Media Foundation for West Africa (MFWA)

Madeleine Tanou, journaliste pour Soir Info, un quotidien indépendant a reçu dans la nuit du 6 Février 2011 des menaces de mort de personnes soupçonnées d’être membres du Groupement Patriotique pour la Paix (GPP), une milice pro-Gbagbo, pour avoir écrit des choses négatives sur Laurent Gbagbo.

Le correspondant de Media Foundation for West Africa (MFWA) en Côte d’Ivoire a indiqué que Tanou avait reçu trois SMS affirmant qu’elle soutient maintenant Alassane Ouattara, le président du pays internationalement reconnu.

L’un des messages lus: “C’est vous les journalistes du  Groupe Olympe qui dites du mal de Gbagbo. Faites attention, sinon, un jour le GPP vous rendra visite la nuit. Quant à vous Tanou, nous savons où vous habitez. Vous soutenez le RHDP (Rassemblement des houphouétistes pour la démocratie et la paix), vous verrez. Lorsque vos locaux sont partis en flammes, n’est-ce pas Gbagbo qui vous a renfloués? Et vous le fustigez. Nous ne plaisantons pas. Nous allons vous faire faire la peau. Vous verrez.”

Un autre message disait: «Nous avons pensé que vous étiez neutre, vous êtes maintenant entrain de soutenir ADO (Alhassane Dramane Ouattara) et Bédié (Henri Konan) Si vous ne prenez pas garde, vous allez voir ce qui va vous arriver. Vous souvenez-vous de votre collègue… qui a été tuée la semaine dernière ?”

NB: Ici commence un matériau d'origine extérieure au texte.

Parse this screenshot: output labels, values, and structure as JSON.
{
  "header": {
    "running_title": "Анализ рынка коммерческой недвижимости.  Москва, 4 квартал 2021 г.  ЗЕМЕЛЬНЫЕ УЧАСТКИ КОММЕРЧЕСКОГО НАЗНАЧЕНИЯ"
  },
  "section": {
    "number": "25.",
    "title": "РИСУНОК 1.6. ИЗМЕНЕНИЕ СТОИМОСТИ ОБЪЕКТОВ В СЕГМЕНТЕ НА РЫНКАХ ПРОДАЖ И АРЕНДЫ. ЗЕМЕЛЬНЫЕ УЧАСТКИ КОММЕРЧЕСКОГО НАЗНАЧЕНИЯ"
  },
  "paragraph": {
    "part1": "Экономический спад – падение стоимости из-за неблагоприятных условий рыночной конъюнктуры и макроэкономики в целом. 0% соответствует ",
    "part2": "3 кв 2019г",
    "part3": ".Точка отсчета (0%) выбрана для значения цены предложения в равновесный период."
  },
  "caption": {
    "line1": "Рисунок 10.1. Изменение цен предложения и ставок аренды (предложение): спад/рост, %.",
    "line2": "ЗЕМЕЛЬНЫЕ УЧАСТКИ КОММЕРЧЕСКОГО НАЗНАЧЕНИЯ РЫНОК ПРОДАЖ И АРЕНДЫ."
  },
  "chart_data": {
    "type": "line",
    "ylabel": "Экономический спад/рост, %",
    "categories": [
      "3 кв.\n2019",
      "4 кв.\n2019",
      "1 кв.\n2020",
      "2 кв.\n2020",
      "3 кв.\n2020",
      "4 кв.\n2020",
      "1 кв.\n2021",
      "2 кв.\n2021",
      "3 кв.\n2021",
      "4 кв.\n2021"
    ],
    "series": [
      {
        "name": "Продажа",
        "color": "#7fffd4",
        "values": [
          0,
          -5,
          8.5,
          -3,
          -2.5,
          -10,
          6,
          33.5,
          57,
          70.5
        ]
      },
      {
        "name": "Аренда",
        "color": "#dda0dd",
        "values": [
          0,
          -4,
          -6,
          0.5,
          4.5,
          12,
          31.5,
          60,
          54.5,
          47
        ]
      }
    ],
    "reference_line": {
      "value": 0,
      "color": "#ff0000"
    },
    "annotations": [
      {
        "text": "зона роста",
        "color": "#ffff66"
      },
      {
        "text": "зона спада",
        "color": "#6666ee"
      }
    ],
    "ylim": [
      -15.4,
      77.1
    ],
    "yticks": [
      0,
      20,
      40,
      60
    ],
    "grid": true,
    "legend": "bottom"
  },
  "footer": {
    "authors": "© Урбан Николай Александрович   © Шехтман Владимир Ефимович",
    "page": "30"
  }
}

Dans une autre affaire similaire, deux autres journalistes ont également reçu des menaces de mort. Assomon Anoh, directeur de la radio communautaire Bia FM, située à Aboisso, une ville à environ 122 km au sud-est d’Abidjan a été menacé par les personnes soupçonnées d’être des militants du Rassemblement des houphouétistes pour la démocratie et paix (RHDP) pour avoir synchronisé le programme de sa station avec celui de M. Gbagbo (RTI). Le 5 janvier suite à la défection présumée de 12 officiers des FDS pour le camp Ouattara, Kesy B. Jacobs, rédacteur en chef du Quotidien Nord-Sud, un journal favorable au RHDP, a été soumis à des insultes et à des menaces par téléphone par des personnes qu’il présume être membres du clan Gbagbo.

La MFWA est profondément préoccupée par la sécurité des journalistes en Côte d’Ivoire. Nous exhortons les autorités et les deux factions dans la crise politique à garantir et à protéger la vie et les droits des journalistes.